Livelihood: Going Beyond the Known

Livelihood: Going Beyond the Known

Seagull taking a cracker from a human hand

Learning to see your livelihood: going beyond the known is important. This gull has found sustenance in an unexpected place. Image by George Erws.

Livelihood: Going Beyond the Known

Recently, I offered three principles to help you decide what work to choose to sustain yourself. This post tells you that when it comes to livelihood, you can safely go beyond the known. Both posts are answers to readers’ questions. Here is the one I’m answering in this post:

I’ve spent a long time developing a set of skills that are useful to social movements, and have found work that offers a livelihood in exchange, and how fortunate am I!! And also still struggle sometimes because #3: Niche + Gifts Still = Choices. Not just choices within my niche but in how to incorporate more explicitly the paints in the palette that are my spiritual growth, which don’t immediately/obviously relate to the substance of my work. The question I’ve been asking myself is how does my own path to liberation allow me to help others get free?

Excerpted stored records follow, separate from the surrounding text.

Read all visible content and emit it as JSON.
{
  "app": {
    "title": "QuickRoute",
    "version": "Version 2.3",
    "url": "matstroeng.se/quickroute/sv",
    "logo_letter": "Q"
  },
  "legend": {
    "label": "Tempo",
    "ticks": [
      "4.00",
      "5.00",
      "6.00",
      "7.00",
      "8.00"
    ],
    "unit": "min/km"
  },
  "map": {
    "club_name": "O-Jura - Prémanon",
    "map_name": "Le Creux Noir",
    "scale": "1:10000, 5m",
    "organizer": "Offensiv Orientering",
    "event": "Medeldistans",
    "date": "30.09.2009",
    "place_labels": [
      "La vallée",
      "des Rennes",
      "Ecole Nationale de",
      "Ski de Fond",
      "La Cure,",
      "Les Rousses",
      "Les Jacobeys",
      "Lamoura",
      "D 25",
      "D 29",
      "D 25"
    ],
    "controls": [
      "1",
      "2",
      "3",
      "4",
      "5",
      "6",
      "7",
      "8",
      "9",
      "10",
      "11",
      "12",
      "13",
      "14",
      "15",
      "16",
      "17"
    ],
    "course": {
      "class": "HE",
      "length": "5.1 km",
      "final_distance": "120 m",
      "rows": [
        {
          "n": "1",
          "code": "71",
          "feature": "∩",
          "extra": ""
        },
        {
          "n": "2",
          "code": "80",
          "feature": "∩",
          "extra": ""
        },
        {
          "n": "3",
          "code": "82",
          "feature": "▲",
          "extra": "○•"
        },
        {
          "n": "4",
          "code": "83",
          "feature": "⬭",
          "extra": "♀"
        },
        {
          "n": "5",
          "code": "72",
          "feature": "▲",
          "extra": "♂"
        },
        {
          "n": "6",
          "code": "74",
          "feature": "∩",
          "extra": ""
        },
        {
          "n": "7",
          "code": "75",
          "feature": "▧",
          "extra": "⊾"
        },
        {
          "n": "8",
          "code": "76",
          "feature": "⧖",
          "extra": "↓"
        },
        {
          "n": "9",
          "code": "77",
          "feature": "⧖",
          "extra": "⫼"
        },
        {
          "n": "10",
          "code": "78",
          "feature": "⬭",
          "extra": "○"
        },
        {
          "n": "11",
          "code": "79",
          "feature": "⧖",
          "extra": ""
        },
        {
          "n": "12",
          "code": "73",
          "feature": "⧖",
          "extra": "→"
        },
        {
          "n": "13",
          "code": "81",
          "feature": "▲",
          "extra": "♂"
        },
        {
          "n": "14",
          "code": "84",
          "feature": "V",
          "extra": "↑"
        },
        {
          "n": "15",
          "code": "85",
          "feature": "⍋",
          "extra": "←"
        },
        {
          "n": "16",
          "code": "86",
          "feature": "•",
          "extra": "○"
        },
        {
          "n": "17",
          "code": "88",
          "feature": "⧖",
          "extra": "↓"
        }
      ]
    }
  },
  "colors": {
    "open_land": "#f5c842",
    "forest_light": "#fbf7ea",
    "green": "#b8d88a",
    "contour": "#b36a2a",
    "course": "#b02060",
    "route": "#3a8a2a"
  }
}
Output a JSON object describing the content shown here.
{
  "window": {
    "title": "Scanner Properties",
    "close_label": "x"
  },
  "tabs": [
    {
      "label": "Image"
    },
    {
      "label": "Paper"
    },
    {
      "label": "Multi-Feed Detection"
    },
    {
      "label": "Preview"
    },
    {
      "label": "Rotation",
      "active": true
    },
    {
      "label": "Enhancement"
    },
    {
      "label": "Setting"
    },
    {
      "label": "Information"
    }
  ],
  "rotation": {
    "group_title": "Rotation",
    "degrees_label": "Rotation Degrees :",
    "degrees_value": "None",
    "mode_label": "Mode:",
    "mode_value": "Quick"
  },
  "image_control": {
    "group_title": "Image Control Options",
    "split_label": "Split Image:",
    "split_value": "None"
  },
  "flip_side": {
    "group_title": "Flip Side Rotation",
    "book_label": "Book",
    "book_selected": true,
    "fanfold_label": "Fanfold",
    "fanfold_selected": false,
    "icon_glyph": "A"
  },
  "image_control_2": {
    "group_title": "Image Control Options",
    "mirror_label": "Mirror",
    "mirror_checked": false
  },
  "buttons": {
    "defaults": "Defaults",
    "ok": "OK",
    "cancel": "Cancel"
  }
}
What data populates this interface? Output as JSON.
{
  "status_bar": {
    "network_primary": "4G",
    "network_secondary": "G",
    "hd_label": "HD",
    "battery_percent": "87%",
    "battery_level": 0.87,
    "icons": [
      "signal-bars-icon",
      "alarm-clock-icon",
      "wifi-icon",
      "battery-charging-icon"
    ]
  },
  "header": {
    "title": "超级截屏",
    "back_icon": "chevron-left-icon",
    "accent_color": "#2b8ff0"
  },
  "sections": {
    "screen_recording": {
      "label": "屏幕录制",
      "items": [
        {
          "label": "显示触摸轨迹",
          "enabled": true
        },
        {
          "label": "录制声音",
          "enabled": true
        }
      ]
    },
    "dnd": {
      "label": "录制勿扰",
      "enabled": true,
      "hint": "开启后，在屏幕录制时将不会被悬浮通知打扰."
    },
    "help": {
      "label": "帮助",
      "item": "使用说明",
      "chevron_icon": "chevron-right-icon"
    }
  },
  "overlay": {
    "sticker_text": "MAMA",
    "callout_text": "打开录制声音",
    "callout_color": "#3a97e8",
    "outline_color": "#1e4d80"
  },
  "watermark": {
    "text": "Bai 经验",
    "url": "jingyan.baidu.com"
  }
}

Niche + Gifts Still = Choices

This equation (in the quote above) is from our January post giving the three principles; this is principle 3: even if you think you know your gifts and your livelihood niche, you still have choices to make. (To see what I personally do with all that choice, see the prior post.)

The Paints in the Palette

This reference in the quote above is also to the original post–paints in the palette being your gifts. There are many paints in your palette. As you grow (and age–let me remind you that aging is a kind of growing), you’ll have more. Probably way more than you can figure out how to use in your livelihood even if you live to 150 as I plan to do.

Even More Paints Than You Realize

The thing that fascinates me about the part of the quote I’ve highlighted is that as you grow, you develop spiritual gifts. You have even more paints in your livelihood palette than you realize.

You have these paints. They may look totally unrelated to your work niche, your chosen livelihood. But they’re not.

Who Decides What Relates to the Substance of Your Work?

So where did your ideas about your work come from? That’s right, you inherited them. From whom? From where? Explore those settings in your mind. Did spiritual gifts enter those settings at all? Unless you wanted explicitly to enter a religious profession, chances are you got the message that your spiritual gifts were unrelated to the rest of your work.

What an unholy mess. We work in field after field, farmers and professors and all, and we think what we offer is unrelated to the spiritual. But as the questioner wisely points out, there is a connection between our path to [spiritual] liberation and helping others get free. Our (spiritual) lives are connected to others’ (spiritual) lives.

There is no disconnect between our spiritual lives and the rest of our lives. There is no “rest of our lives.” Work is one powerful way we learn to see that. It is ok to cultivate our spiritual gifts as part of livelihood: going beyond the known.